Bruno Conti, testimone d’eccezione di quella notte magica di Spagna ‘82, ha colto proprio questo aspetto osservando la squadra dal campo di Bergamo giovedì scorso. “Ho visto un po’ di paura”, ha ammesso, auspicando che la ripresa con l’Irlanda abbia servito a esorcizzarla. In quella circostanza, l’Italia ha portato con sé un po’ di quella magia del passato, rivivendo al fianco dei campioni di un tempo una notte scaccia cattivi pensieri. Nel ritiro, la presenza di figure carismatiche come quella di un certo “MaraZico”, che non si è tirato indietro nel rivedere i suoi “cuccioli” cresciuti a Trigoria – da Politano a Frattesi, passando per Pisilli, Calafiori e Scamacca – rappresenta un collante emotivo non trascurabile. È un modo per ricordare a questa squadra che il talento, se liberato dalla paura, può ancora fare la differenza.

Le insidie del campo e la pressione di una nazione

Se la condizione psicologica è un rebus da risolvere, quella del terreno di gioco è un’incognita concreta. Le foto pubblicate dalla stampa italiana mostravano un manto erboso tutt’altro che perfetto, con la domanda retorica “Si gioca qui?” che riecheggiava tra i cronisti presenti. La nevicata dei giorni scorsi, unita a quella delle settimane precedenti, ha lasciato il segno in modo indelebile, e il fatto che il terreno sia in erba naturale, recentemente riseminato, aggiunge un ulteriore elemento di imprevedibilità. La scelta della Federazione bosniaca di giocare a Zenica, in uno stadio privo di pista d’atletica dove il pubblico può arrivare a ridosso del rettangolo di gioco, non è casuale: si punta a creare un clima da “calderone”, capace di intimidire l’avversario. Tuttavia, le intemperanze dei tifosi bosniaci nella gara con la Romania costeranno cara alla federazione locale: la capienza del Bilino Polje, che normalmente conta 15.600 posti, sarà ridotta a circa 9.000 spettatori, un dettaglio non trascurabile che ridimensiona in parte la spinta del fattore campo.
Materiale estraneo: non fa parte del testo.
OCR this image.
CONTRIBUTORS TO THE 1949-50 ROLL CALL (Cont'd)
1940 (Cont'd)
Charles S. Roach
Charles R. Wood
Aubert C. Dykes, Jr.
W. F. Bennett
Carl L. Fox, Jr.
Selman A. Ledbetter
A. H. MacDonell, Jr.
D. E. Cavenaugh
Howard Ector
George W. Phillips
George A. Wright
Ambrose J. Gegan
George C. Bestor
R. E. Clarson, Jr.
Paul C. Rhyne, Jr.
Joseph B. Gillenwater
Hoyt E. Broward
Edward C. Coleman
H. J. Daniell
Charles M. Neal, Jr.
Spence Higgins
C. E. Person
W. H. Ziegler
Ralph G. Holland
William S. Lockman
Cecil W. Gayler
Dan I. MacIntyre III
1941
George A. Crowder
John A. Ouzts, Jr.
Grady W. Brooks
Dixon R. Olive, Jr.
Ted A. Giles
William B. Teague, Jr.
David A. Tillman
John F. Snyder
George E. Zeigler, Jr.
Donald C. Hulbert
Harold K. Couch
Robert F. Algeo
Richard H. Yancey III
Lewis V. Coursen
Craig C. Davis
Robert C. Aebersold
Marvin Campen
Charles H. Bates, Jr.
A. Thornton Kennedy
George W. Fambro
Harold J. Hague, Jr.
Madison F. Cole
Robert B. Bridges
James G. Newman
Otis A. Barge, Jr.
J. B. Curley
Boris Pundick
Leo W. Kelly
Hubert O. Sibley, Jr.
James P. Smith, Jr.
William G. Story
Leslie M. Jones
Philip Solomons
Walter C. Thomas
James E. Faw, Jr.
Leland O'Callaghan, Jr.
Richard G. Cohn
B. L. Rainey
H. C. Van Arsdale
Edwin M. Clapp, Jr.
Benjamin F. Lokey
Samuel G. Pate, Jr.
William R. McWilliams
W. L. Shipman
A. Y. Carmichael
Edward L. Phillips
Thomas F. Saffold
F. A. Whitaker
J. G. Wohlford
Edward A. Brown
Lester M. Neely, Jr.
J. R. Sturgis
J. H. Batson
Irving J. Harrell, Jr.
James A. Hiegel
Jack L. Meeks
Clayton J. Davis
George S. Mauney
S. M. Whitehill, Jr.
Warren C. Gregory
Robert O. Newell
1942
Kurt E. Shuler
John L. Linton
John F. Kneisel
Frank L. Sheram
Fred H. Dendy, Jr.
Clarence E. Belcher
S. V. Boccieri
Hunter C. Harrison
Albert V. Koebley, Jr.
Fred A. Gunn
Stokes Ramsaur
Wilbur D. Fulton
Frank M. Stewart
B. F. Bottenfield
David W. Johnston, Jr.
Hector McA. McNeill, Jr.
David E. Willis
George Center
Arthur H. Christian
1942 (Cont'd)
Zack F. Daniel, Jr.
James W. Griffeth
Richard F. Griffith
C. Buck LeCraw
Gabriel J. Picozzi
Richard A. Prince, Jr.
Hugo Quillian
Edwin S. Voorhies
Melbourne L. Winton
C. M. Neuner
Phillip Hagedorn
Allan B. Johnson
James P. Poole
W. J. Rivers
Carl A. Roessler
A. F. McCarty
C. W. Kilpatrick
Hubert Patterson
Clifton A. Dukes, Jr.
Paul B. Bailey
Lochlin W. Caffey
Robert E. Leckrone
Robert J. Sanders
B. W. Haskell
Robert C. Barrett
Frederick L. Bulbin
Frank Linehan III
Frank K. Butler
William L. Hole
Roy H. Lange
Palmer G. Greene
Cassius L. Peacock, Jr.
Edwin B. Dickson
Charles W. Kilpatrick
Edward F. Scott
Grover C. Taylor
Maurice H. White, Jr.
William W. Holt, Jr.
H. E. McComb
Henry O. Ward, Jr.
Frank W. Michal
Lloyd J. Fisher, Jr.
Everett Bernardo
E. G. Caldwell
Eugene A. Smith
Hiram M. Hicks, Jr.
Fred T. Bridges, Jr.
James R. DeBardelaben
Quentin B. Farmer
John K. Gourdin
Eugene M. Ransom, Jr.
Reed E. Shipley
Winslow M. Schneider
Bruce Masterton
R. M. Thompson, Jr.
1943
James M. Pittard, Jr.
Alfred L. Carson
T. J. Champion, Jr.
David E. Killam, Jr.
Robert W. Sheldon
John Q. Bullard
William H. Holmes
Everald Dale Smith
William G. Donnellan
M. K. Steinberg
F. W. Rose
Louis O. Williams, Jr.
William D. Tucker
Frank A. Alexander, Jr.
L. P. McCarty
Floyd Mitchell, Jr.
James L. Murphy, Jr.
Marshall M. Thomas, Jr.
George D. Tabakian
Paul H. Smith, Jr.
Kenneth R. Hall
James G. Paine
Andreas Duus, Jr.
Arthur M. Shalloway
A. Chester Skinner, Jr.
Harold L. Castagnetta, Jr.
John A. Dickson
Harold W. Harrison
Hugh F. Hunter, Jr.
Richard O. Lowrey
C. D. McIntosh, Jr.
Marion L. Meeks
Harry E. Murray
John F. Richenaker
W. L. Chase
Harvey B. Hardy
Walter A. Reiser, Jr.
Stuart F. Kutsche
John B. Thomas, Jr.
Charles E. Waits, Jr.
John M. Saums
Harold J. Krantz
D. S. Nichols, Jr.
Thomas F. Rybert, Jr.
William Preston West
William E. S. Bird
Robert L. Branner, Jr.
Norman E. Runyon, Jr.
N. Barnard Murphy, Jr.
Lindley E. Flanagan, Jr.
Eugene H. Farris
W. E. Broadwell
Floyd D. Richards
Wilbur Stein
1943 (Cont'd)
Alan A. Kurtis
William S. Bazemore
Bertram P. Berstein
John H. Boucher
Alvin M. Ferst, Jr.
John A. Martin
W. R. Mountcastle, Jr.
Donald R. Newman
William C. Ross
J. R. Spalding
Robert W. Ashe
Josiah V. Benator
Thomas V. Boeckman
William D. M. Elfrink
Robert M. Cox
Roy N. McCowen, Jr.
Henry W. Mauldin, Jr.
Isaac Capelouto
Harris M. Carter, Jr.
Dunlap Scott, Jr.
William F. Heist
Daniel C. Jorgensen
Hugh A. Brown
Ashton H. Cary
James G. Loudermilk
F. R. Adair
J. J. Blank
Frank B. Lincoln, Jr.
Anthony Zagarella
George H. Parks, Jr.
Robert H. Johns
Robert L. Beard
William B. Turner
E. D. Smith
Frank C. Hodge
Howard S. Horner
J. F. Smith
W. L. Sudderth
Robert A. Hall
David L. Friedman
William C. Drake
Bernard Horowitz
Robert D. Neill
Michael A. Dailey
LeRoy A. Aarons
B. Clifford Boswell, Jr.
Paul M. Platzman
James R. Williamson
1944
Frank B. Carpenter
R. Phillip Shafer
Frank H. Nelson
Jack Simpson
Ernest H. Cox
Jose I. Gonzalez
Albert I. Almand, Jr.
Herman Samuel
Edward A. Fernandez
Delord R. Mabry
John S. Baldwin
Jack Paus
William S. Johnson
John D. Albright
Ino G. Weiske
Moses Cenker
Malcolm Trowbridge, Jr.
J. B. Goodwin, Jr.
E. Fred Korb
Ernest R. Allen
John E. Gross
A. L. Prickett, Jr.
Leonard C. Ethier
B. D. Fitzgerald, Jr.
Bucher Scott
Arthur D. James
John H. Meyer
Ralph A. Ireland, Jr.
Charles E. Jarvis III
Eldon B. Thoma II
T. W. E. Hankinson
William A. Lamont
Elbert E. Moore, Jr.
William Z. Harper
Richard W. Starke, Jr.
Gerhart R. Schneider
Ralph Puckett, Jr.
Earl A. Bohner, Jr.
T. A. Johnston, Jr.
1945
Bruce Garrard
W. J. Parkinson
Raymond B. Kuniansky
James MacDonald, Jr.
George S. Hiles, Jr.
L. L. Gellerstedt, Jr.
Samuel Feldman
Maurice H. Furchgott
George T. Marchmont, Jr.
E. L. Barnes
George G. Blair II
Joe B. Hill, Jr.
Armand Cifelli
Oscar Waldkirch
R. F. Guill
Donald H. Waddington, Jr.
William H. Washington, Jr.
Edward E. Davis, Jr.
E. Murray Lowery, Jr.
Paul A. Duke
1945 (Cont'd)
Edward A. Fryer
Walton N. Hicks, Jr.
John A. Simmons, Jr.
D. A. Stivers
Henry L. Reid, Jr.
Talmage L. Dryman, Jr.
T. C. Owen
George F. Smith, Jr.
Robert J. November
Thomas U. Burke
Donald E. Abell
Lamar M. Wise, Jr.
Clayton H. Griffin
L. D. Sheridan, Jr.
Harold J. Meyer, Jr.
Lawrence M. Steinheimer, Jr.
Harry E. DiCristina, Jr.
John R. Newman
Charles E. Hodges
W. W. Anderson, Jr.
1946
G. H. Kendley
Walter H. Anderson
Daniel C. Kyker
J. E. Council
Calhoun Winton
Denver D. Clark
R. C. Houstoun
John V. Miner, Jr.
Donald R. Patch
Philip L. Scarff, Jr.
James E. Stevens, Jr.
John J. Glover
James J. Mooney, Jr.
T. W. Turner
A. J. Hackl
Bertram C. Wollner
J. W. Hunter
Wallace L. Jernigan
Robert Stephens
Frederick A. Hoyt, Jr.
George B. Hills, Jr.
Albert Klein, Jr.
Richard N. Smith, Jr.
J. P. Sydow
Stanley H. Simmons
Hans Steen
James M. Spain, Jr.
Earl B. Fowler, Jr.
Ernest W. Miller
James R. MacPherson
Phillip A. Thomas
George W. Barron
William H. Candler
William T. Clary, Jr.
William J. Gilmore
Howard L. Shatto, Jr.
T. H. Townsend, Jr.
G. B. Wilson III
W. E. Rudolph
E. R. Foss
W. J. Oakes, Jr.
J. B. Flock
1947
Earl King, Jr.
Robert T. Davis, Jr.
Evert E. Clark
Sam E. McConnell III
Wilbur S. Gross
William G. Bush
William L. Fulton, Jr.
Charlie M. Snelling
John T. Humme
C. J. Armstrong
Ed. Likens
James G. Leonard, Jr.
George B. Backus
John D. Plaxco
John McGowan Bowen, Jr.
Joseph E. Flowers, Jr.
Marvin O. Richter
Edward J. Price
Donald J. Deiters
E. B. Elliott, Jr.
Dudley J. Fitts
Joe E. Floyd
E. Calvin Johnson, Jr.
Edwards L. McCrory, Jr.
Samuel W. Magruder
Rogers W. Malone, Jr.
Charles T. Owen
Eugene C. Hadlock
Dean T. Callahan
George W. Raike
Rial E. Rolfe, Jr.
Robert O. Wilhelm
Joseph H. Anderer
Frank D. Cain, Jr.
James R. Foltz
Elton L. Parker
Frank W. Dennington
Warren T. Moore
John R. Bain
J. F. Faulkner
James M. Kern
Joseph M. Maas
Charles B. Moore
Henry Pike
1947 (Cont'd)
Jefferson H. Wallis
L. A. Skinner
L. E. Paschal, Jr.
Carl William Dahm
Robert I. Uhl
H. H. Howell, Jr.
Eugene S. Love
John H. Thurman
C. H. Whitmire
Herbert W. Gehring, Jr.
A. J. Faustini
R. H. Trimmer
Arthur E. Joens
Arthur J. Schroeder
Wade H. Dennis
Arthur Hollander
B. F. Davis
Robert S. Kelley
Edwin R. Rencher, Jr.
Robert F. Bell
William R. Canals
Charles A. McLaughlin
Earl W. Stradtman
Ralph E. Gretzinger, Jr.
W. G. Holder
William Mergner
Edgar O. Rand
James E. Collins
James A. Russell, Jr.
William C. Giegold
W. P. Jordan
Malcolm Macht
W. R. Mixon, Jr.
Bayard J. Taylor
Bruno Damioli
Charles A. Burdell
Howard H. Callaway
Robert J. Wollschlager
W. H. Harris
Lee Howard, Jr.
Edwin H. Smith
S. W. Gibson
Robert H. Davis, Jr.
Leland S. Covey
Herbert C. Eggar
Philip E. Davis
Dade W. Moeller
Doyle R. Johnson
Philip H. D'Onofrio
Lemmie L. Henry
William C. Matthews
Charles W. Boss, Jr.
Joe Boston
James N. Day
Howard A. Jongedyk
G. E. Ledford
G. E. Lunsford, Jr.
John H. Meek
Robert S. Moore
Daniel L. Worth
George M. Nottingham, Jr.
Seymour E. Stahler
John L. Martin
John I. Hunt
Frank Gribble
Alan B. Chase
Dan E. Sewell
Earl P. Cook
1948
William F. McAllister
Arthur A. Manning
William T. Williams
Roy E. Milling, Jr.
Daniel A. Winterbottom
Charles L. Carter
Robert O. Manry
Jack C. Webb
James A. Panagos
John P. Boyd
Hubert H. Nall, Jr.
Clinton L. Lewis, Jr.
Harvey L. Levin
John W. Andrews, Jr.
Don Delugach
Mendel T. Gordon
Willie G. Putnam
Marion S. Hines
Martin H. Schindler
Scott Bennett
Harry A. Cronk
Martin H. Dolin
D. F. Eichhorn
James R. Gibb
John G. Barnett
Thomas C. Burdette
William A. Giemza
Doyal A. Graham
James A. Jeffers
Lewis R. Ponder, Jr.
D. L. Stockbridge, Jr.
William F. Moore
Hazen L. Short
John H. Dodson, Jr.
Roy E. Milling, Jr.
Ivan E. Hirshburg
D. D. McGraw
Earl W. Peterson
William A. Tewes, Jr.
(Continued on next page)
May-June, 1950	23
Per gli Azzurri, quella di domani sera è una partita che evoca spettri mai del tutto sopiti. Dopo le esclusioni di Russia 2018 e Qatar 2022, l’Italia ha imparato a sue spese quanto il percorso di spareggio possa trasformarsi in un campo minato. Il regolamento è chiaro: in caso di pareggio al termine dei 90 minuti, si procederà con due tempi supplementari da quindici minuti ciascuno; solo in caso di ulteriore parità si ricorrerà ai calci di rigore. Per una squadra che ha costruito la propria forza sulla solidità difensiva ma che deve ancora trovare continuità in fase realizzativa, la prospettiva di una gara lunga e nervosa rappresenta una variabile tutt’altro che confortante. L’avversario, forte di un Edin Džeko ancora decisivo nonostante l’età avanzata, ha già dimostrato di saper soffrire e di essere letale nelle situazioni di equilibrio. Sarà una partita di nervi, di dettagli, e forse, di fango.